Contact 5 has learned landlords have filed more than 1,100 non-monetary evictions since the eviction moratorium was issued in April.
But the backlog hasn't just held up evictions for tenants who have been financially squeezed by COVID-19 and can't pay the rent.
"When we came back, the pool was black with frogs living in (it)," Ron Frontiero said in an interview with Contact 5. "It was disgusting."
Mary and Ron Frontiero own a rental house in Boca Raton. They said their tenants stopped paying rent in February, weeks before the coronavirus pandemic spread and slowed the economy to a virtual halt.
The Frontieros claim their tenants took advantage of the moratorium. Court records show they filed for eviction March 6, almost a month before Gov. Ron DeSantis issued the moratorium.
But the Frontieros were never able to get their case before a judge.
"Whether by accident or as a byproduct, the state of Florida lent support to these people," Ron Frontiero said. "That's what they did, and that's not right."
The Frontieros invited Contact 5 into the home, where they said the tenants not only left behind a mess, but took advantage of the moratorium.
"I think the moratorium is good for a lot of people who need it," Mary Frontiero said, sympathetic to those hit hardest by the economic downturn.
But she lacks sympathy for the now-former tenants, telling Contact 5, "But these are people who played the system.

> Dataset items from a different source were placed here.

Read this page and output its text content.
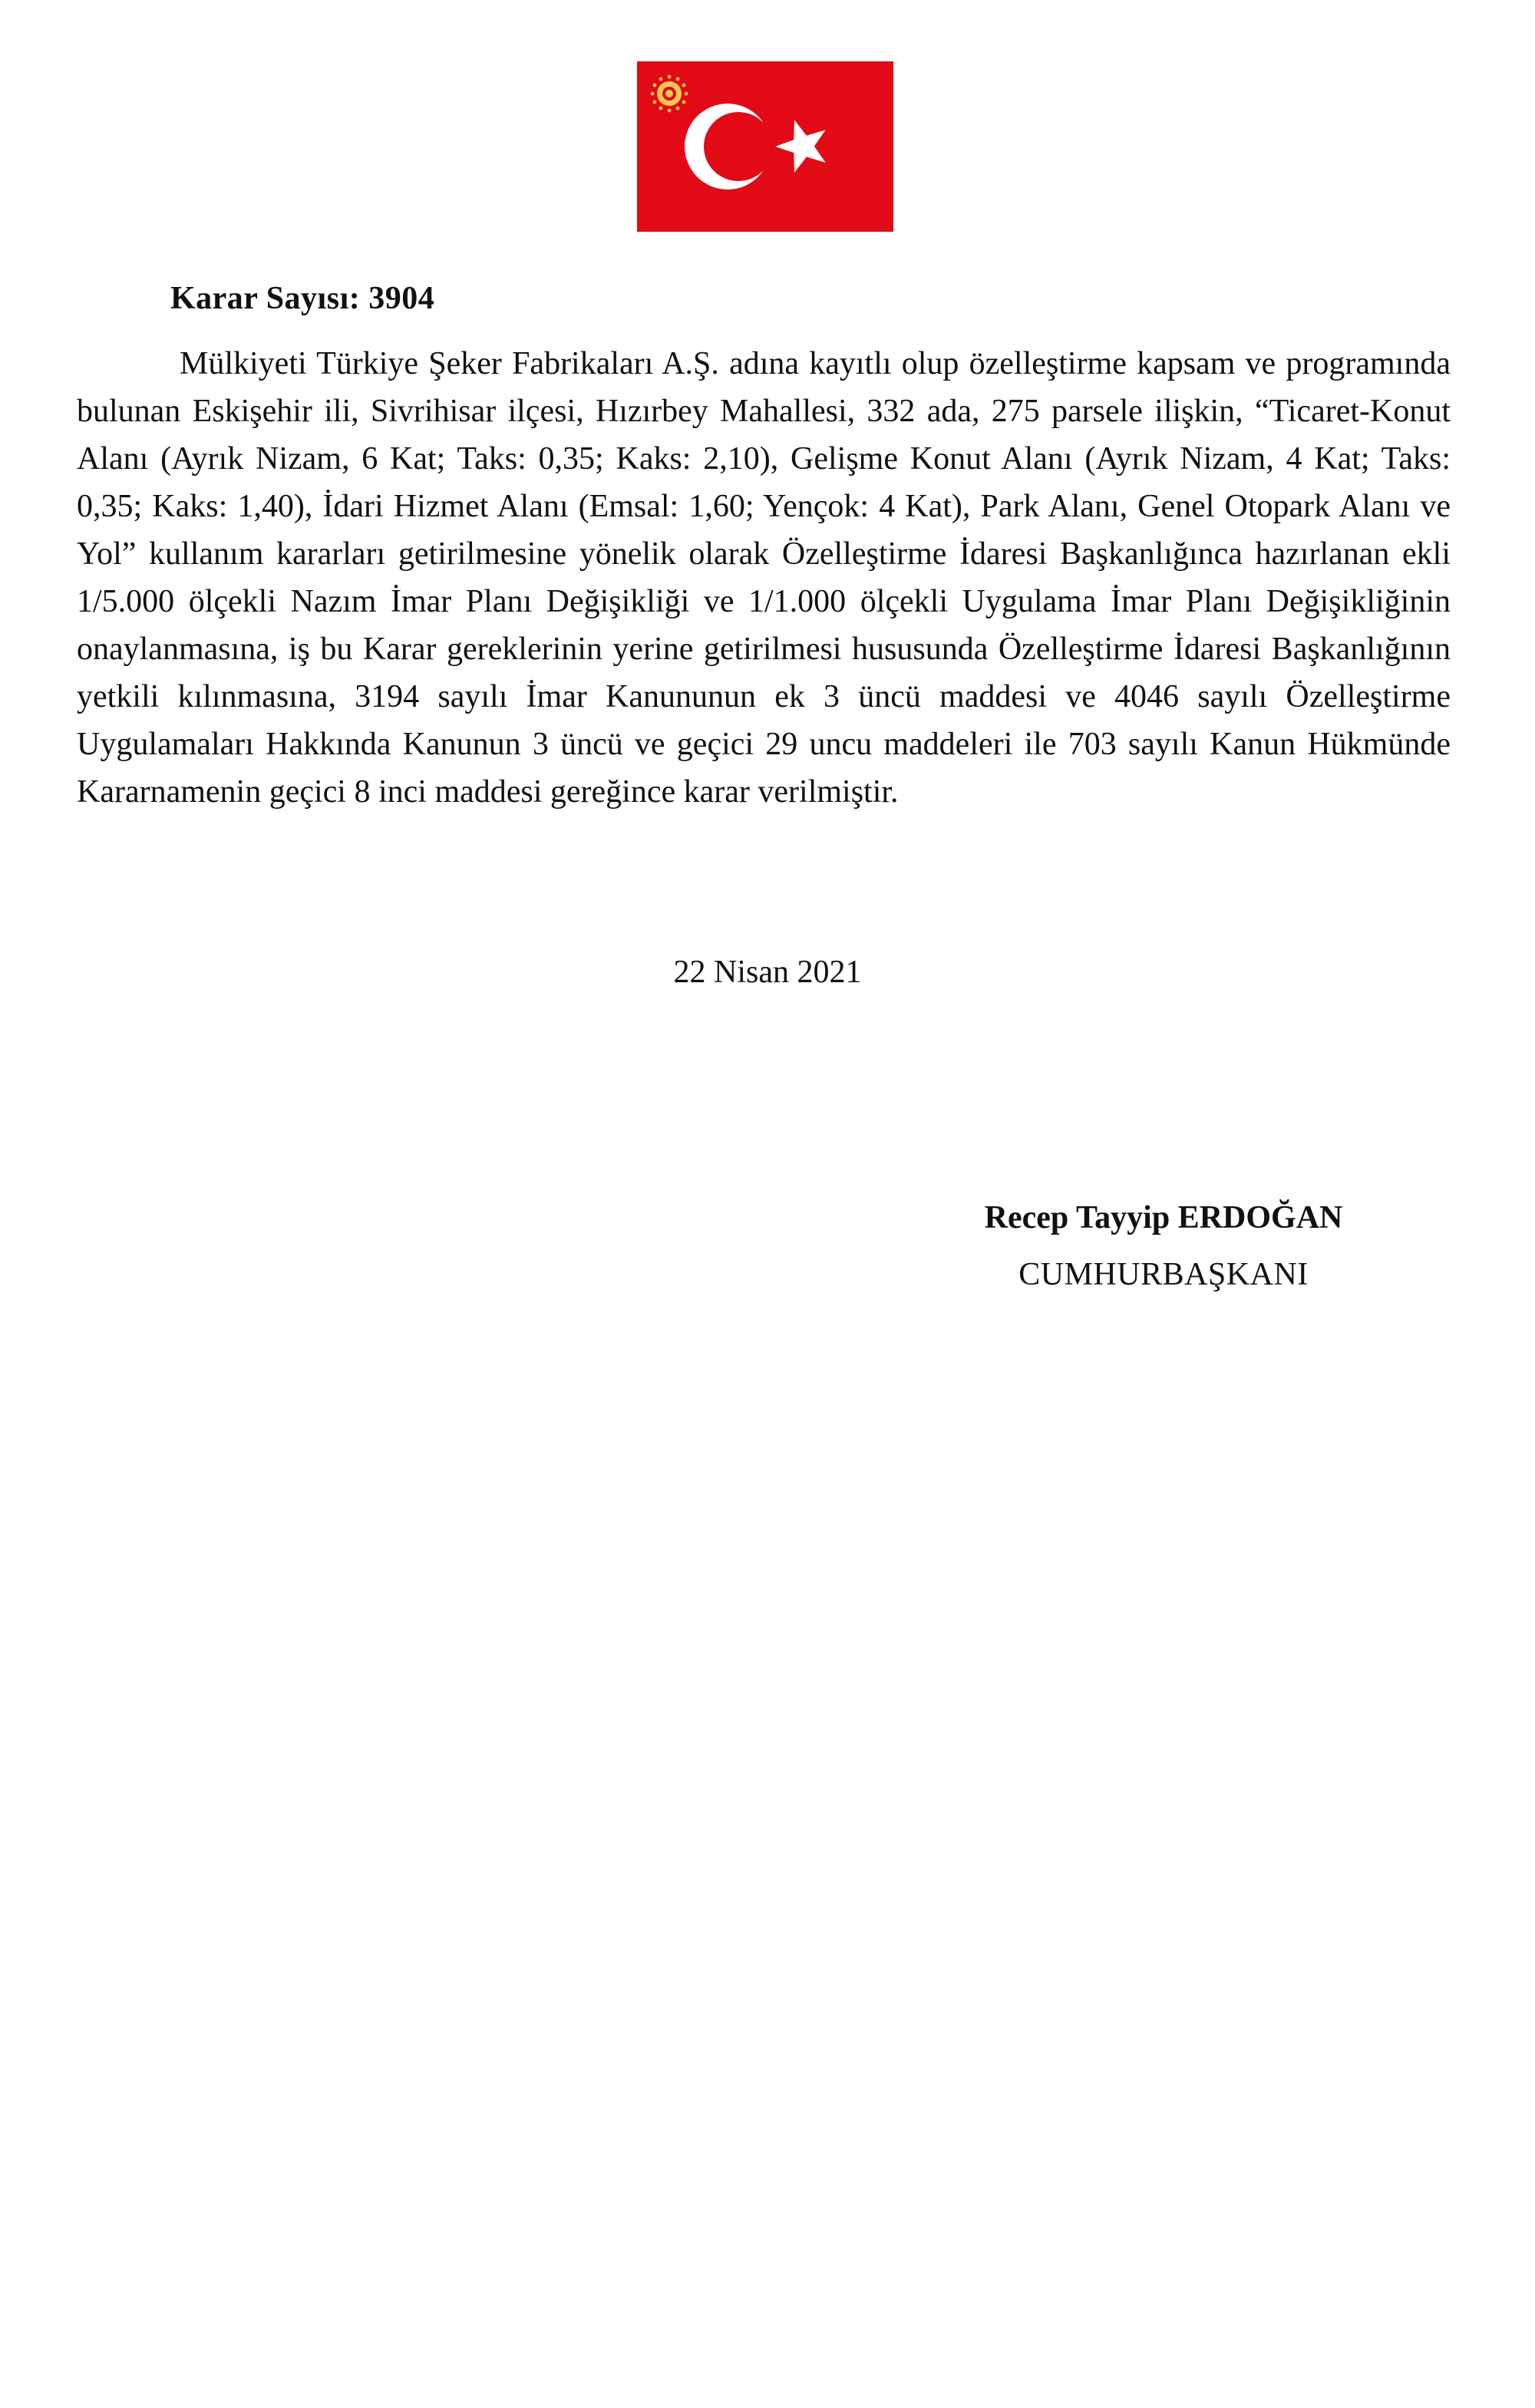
Karar Sayısı: 3904

Mülkiyeti Türkiye Şeker Fabrikaları A.Ş. adına kayıtlı olup özelleştirme kapsam ve programında bulunan Eskişehir ili, Sivrihisar ilçesi, Hızırbey Mahallesi, 332 ada, 275 parsele ilişkin, “Ticaret-Konut Alanı (Ayrık Nizam, 6 Kat; Taks: 0,35; Kaks: 2,10), Gelişme Konut Alanı (Ayrık Nizam, 4 Kat; Taks: 0,35; Kaks: 1,40), İdari Hizmet Alanı (Emsal: 1,60; Yençok: 4 Kat), Park Alanı, Genel Otopark Alanı ve Yol” kullanım kararları getirilmesine yönelik olarak Özelleştirme İdaresi Başkanlığınca hazırlanan ekli 1/5.000 ölçekli Nazım İmar Planı Değişikliği ve 1/1.000 ölçekli Uygulama İmar Planı Değişikliğinin onaylanmasına, iş bu Karar gereklerinin yerine getirilmesi hususunda Özelleştirme İdaresi Başkanlığının yetkili kılınmasına, 3194 sayılı İmar Kanununun ek 3 üncü maddesi ve 4046 sayılı Özelleştirme Uygulamaları Hakkında Kanunun 3 üncü ve geçici 29 uncu maddeleri ile 703 sayılı Kanun Hükmünde Kararnamenin geçici 8 inci maddesi gereğince karar verilmiştir.

22 Nisan 2021
Recep Tayyip ERDOĞAN
CUMHURBAŞKANI
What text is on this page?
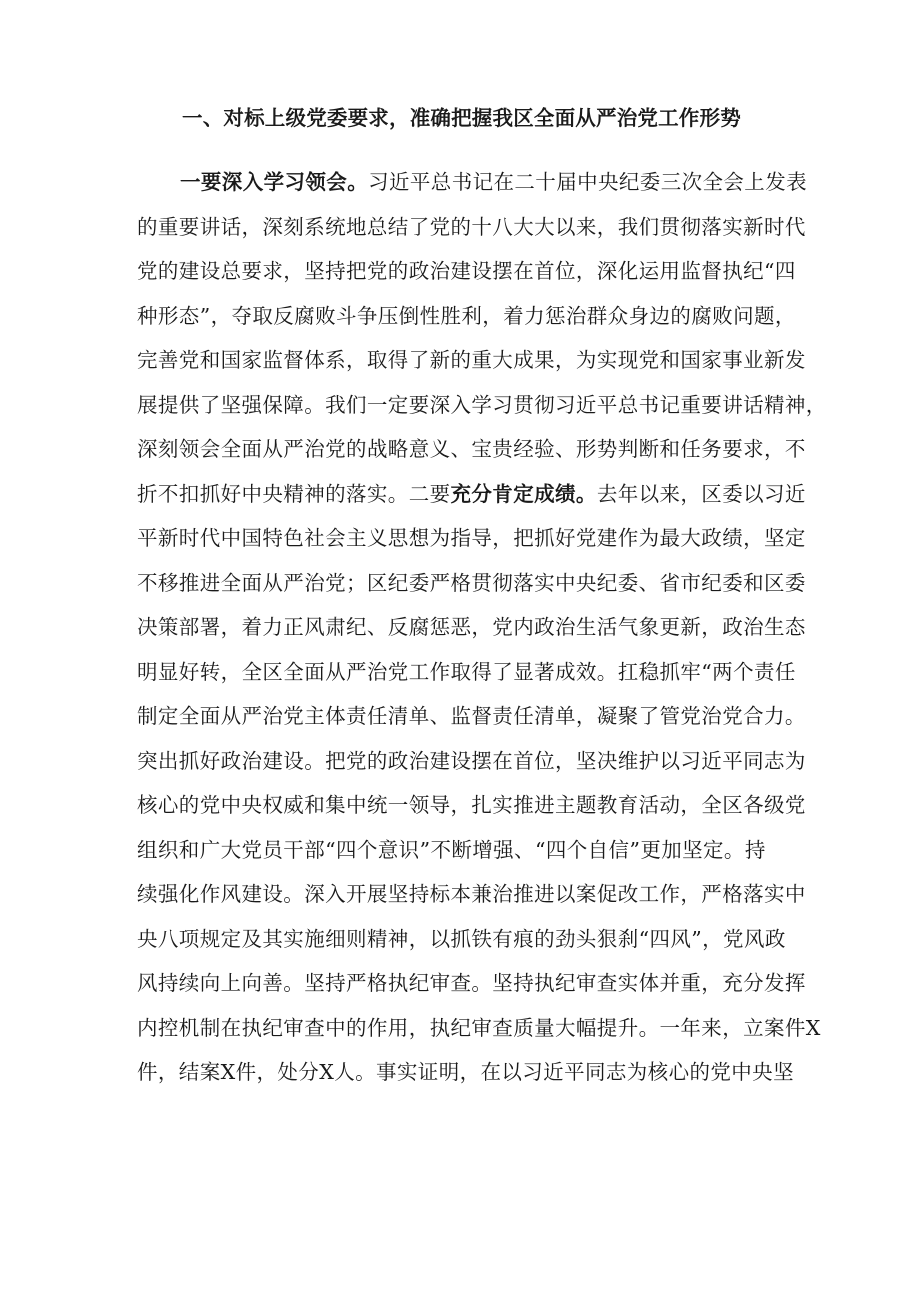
一、对标上级党委要求，准确把握我区全面从严治党工作形势
一要深入学习领会。习近平总书记在二十届中央纪委三次全会上发表
的重要讲话，深刻系统地总结了党的十八大大以来，我们贯彻落实新时代
党的建设总要求，坚持把党的政治建设摆在首位，深化运用监督执纪“四
种形态”，夺取反腐败斗争压倒性胜利，着力惩治群众身边的腐败问题，
完善党和国家监督体系，取得了新的重大成果，为实现党和国家事业新发
展提供了坚强保障。我们一定要深入学习贯彻习近平总书记重要讲话精神，
深刻领会全面从严治党的战略意义、宝贵经验、形势判断和任务要求，不
折不扣抓好中央精神的落实。二要充分肯定成绩。去年以来，区委以习近
平新时代中国特色社会主义思想为指导，把抓好党建作为最大政绩，坚定
不移推进全面从严治党；区纪委严格贯彻落实中央纪委、省市纪委和区委
决策部署，着力正风肃纪、反腐惩恶，党内政治生活气象更新，政治生态
明显好转，全区全面从严治党工作取得了显著成效。扛稳抓牢“两个责任
制定全面从严治党主体责任清单、监督责任清单，凝聚了管党治党合力。
突出抓好政治建设。把党的政治建设摆在首位，坚决维护以习近平同志为
核心的党中央权威和集中统一领导，扎实推进主题教育活动，全区各级党
组织和广大党员干部“四个意识”不断增强、“四个自信”更加坚定。持
续强化作风建设。深入开展坚持标本兼治推进以案促改工作，严格落实中
央八项规定及其实施细则精神，以抓铁有痕的劲头狠刹“四风”，党风政
风持续向上向善。坚持严格执纪审查。坚持执纪审查实体并重，充分发挥
内控机制在执纪审查中的作用，执纪审查质量大幅提升。一年来，立案件X
件，结案X件，处分X人。事实证明，在以习近平同志为核心的党中央坚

They were going to be evicted anyway."
Tequisha Myles, an attorney with the Legal Aid Society of Palm Beach County, told Contact 5 there are currently about 1,100 pending eviction cases for failure to pay rent in Palm Beach County.
"Because the moratoriums in place, the clerk's office has not been issuing summons and getting tenants served," Myles explained.
The Fronterios said they lost more than $20,000 in rent, plus damages.
"Once it happened, they rode that moratorium train," Mary Fronterio quipped. "They exploited the situation and they rode it out for as long as they could, and if the water company didn't cut them [off] in July, they'd still be here."
The Fronterios are just happy to have their house back.
"There's a lot of good landlords right now that had things prior to this virus that have no rights right now," Mary Fronterio said. "Where's our restitution? Where's our money?"